La primera vez que vemos en acción a Dunn tiene lugar cuando se enfrenta a dos jóvenes que agreden brutalmente a un hombre para poder filmarlo, a los que persigue ocultándose en la oscuridad, en un mundo en el que la luz y la imagen se han convertido en herramientas de violencia, castigo y vigilancia. El camino hacia aquello que una vez más se parece a un twist final consistirá (las palabras que siguen serán cuidadosamente ambiguas, tranquilos, no corren peligro) en revocar ese mundo, en devolver a la imagen su poder liberador.

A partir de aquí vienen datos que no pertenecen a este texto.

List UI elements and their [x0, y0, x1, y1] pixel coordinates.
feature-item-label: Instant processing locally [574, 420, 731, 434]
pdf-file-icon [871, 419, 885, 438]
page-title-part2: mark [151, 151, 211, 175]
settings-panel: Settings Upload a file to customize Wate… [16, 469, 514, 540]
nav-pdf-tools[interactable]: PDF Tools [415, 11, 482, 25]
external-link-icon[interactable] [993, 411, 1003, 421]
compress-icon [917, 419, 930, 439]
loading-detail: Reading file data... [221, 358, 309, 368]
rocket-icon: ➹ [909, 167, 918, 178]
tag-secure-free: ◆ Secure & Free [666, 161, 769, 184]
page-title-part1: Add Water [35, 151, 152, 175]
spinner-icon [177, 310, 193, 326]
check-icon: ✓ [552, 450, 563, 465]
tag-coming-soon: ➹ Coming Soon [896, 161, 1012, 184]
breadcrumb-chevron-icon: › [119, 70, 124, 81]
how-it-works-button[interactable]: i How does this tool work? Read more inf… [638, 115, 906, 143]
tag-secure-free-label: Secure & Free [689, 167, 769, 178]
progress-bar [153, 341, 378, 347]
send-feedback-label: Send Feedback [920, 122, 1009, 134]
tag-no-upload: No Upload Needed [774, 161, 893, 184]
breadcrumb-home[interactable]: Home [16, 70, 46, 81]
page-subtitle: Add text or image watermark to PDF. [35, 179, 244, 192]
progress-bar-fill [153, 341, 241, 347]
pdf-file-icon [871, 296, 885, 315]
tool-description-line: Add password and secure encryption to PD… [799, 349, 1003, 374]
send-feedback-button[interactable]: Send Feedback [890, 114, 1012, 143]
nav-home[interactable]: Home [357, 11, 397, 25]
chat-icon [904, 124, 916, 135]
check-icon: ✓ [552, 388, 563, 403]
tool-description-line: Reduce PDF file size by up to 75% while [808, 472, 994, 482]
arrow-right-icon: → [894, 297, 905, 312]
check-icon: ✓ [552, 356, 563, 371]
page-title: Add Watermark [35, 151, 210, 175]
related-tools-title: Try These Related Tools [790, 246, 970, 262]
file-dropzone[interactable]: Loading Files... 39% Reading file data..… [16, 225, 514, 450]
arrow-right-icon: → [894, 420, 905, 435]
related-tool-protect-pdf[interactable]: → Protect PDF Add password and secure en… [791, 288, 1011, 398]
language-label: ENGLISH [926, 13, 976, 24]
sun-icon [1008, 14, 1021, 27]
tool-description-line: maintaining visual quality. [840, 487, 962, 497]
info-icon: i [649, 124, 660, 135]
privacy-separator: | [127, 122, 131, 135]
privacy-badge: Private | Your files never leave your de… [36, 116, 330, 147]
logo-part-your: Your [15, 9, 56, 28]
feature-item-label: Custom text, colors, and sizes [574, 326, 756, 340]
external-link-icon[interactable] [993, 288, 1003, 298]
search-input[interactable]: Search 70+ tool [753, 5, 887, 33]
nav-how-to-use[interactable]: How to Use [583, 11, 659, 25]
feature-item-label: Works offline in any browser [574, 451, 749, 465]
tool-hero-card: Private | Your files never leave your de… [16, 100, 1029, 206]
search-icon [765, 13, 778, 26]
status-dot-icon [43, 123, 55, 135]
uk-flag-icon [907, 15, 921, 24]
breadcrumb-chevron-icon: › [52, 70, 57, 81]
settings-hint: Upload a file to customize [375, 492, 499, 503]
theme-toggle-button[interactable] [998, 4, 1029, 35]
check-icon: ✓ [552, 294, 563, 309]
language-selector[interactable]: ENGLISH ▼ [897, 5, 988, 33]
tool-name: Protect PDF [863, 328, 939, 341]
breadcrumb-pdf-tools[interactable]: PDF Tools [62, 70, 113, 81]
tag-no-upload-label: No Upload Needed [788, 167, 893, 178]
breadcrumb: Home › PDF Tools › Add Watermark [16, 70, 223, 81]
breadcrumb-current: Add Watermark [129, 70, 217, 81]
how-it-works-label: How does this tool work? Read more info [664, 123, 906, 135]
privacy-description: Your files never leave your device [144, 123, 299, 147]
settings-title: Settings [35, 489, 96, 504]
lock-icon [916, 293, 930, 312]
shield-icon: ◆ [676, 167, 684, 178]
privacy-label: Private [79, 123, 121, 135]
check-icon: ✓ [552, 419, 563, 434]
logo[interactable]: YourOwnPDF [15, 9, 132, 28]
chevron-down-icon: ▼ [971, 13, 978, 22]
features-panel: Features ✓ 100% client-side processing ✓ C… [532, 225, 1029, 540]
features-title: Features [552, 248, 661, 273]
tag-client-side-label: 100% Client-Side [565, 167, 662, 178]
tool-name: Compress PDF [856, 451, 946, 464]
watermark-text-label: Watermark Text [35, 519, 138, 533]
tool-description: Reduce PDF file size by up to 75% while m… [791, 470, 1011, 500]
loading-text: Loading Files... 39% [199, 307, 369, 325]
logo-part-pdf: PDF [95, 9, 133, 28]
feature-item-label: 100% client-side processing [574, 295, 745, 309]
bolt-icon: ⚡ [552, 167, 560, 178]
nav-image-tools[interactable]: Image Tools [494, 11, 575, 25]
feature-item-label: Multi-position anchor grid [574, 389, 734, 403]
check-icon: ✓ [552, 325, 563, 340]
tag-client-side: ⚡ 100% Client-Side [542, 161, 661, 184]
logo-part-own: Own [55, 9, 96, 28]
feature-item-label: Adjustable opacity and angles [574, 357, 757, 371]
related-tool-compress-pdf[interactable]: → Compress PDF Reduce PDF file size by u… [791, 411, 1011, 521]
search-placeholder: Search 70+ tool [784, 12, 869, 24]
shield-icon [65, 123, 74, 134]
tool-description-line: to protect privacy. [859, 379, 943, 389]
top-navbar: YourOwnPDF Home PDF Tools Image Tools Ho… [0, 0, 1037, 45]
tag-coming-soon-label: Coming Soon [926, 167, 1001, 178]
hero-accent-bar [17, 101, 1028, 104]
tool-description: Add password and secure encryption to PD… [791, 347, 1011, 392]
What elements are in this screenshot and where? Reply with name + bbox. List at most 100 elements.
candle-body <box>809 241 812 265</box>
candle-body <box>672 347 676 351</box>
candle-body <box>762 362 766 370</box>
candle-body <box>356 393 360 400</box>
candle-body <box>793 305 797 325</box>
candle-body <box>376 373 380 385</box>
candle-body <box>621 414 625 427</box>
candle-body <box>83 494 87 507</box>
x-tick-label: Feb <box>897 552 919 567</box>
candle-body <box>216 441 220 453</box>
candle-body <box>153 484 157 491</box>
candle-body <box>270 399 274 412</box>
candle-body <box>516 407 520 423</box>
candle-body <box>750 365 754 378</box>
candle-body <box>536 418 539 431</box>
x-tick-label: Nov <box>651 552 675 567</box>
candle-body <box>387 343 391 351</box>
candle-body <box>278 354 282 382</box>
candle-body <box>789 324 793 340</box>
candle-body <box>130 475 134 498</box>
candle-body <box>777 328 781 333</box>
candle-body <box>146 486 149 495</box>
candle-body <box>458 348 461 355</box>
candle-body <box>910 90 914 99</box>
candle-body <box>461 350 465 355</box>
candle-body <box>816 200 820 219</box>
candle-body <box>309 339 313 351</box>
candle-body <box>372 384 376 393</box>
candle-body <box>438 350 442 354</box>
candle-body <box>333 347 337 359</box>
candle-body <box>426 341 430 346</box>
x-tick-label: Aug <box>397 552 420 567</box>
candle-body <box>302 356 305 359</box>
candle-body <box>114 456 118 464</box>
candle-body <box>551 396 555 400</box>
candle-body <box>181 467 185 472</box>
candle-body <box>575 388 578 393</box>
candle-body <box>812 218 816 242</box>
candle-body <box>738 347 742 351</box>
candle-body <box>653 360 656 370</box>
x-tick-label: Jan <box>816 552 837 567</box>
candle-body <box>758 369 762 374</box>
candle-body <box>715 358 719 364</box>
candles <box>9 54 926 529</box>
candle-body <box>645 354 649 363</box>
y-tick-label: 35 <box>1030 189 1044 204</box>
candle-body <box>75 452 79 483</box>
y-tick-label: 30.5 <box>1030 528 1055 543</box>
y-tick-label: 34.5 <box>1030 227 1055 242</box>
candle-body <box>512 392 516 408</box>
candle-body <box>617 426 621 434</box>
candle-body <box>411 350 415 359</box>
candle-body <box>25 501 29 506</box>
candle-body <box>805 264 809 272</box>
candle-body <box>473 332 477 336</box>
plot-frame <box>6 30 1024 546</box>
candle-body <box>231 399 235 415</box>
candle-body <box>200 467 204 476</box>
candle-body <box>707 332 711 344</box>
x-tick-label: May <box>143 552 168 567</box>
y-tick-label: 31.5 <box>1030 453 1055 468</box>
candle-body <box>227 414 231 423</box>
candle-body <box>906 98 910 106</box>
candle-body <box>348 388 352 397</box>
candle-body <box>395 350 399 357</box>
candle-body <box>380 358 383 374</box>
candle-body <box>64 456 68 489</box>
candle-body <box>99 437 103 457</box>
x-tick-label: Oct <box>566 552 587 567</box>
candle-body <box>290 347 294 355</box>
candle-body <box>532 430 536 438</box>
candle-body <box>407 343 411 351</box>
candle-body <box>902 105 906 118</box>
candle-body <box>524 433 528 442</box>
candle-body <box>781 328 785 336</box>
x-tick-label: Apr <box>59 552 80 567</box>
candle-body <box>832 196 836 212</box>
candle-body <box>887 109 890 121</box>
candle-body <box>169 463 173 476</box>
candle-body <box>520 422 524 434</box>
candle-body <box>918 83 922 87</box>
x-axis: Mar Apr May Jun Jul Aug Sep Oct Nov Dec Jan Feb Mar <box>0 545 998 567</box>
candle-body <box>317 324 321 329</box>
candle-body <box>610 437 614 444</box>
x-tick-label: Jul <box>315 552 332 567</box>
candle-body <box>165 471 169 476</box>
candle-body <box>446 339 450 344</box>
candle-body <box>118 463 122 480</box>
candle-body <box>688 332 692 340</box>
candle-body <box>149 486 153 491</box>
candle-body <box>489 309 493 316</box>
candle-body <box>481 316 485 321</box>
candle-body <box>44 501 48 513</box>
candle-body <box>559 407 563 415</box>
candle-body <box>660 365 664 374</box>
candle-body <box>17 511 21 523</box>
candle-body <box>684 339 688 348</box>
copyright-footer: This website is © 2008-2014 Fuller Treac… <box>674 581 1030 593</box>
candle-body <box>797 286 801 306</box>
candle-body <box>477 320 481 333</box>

Es esa finalmente la gran reconciliación: de aquella presión a la que se sometía al cine de Shyamalan por encontrar giros cada vez más inesperados y espectaculares el cineasta ha conservado aquello que componía la belleza del gesto. Que no es tanto el sobresalto del espectador (que también), sino el de haber encontrado la esencia de su cine en esos momentos de revelación de la verdad y que siempre se producen en secuencias de seres pasmados, de habitaciones desnaturalizadas, en silencios en los que los personajes filmados se desvelan autómatas incomprensibles para sí mismos respondiendo a fuerzas exteriores que los manipulan (de ahí que El incidente sea tan brillante: Shyamalan empezaba su película con el mismo sentimiento con el que hasta entonces buscaba terminarlas). Conocer tales fuerzas, sacarlas a la luz, que sus películas se conviertan inevitablemente en lentes de aumento que permiten descubrir algo, arma inevitablemente el cine de Shyamalan de una fuerza subversiva. Ante un autor de tal magnitud y que se mueve (cosa cada vez más rara), en esas esferas entre el gran cine de espectáculo y la artesanía, es tentador ver sus películas como un comentario de su propia obra. Pensar en su trayectoria como la de alguien a quien la industria quiso convencer de que no era lo que creía. Resulta normal que esta gran reconciliación teórica, imperfecta, abrupta, mutilada, emocionante, tan brillante como frágil que es Glass requiriese plantearse el fin de la división entre héroes y villanos. Es necesario que las máscaras caigan, si queremos reconciliarnos con el cine y, por qué no, con la moribunda política de los autores. Puede que todavía no sea demasiado tarde.